A Chebyshev collocation method for solving ordinary linear differential equations with variable coefficients

Abstract

Differential equations are frequently used to describe continuous-time dynamical system. Not all differential equations can be solved analytically, so several techniques have been developed to find approximate solutions. However, these methods are restricted to certain types of differential equations. Non-homogenous ordinary linear differential equations with variable coefficients are the very general class of ordinary linear differential equations. The intention of this work is to present an integral collocation method by using shifted Chebyshev polynomials of first kind to find an approximate solution of a linear differential equation with variable coefficients. The method starts with writing the highest derivative of the unknown function in a given differential equation as truncated shifted Chebyshev series in analytical form. Then, lower order derivatives and the unknown function are obtained by means of successive integrations and substituted in the given differential equation. Thereby, the equation reduces to an algebraic equation with unknown coefficients.
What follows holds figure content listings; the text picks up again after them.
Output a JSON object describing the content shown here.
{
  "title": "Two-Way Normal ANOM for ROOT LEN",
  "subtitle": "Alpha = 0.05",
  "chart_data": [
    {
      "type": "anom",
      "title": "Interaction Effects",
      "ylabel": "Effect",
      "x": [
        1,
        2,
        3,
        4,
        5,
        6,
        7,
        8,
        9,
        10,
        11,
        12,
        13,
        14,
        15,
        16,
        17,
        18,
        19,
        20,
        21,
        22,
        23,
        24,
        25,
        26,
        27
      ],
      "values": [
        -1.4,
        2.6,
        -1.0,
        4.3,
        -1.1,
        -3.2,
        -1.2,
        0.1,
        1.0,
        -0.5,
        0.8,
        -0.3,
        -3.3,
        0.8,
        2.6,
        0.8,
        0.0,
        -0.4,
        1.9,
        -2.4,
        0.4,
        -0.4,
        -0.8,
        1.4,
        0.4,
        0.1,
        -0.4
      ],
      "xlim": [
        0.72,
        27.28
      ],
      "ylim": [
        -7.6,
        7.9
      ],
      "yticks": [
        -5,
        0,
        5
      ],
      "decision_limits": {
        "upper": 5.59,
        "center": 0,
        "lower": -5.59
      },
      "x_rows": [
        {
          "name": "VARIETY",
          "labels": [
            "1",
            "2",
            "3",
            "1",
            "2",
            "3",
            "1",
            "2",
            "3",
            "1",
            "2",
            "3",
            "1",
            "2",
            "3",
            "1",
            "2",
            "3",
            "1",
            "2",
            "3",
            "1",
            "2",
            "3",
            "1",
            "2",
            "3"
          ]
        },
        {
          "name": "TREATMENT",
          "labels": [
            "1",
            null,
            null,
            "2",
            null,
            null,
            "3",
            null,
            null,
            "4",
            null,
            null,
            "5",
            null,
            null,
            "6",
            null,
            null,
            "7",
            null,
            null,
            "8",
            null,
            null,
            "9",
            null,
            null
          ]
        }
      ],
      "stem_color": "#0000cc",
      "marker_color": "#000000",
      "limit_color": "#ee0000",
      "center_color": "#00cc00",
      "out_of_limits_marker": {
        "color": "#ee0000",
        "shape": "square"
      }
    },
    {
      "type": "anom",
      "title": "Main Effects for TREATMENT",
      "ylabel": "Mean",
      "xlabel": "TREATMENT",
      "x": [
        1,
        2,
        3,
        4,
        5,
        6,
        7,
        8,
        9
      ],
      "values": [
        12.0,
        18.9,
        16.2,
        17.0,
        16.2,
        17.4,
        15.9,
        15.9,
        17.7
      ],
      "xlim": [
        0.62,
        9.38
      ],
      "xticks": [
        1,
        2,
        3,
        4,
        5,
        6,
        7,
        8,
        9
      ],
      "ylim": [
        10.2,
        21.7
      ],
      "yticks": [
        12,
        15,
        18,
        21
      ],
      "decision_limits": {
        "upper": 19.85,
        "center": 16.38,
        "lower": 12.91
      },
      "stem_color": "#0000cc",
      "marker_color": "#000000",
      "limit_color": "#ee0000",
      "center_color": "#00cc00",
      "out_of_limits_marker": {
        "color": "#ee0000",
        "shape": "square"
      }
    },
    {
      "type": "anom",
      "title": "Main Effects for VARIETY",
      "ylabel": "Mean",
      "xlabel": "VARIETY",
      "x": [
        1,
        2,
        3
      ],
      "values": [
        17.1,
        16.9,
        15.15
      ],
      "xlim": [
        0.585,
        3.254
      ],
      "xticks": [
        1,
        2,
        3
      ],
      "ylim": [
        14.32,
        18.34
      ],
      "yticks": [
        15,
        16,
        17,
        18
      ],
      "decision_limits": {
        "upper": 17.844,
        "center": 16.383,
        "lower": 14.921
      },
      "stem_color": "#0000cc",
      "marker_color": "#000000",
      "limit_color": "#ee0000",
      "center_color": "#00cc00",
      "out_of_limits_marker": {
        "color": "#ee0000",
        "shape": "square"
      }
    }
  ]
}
Chebyshev nodes, given initial and or boundary condition values are used as shrewd collocation points to determine the Chebyshev unknown coefficients and integral constants. Three numerical examples with different initial and or boundary conditions are discussed to show the efficacy of the proposed method. An advantage of the method over conventional numerical method is that the solution is in polynomial form. Thus, solution obtained by this method can be used to interpolate other functional value in the domain. Also, it illustrated through the numerical examples presented that when the degree of the approximating polynomial increases, the approximate solution converges to exact solution.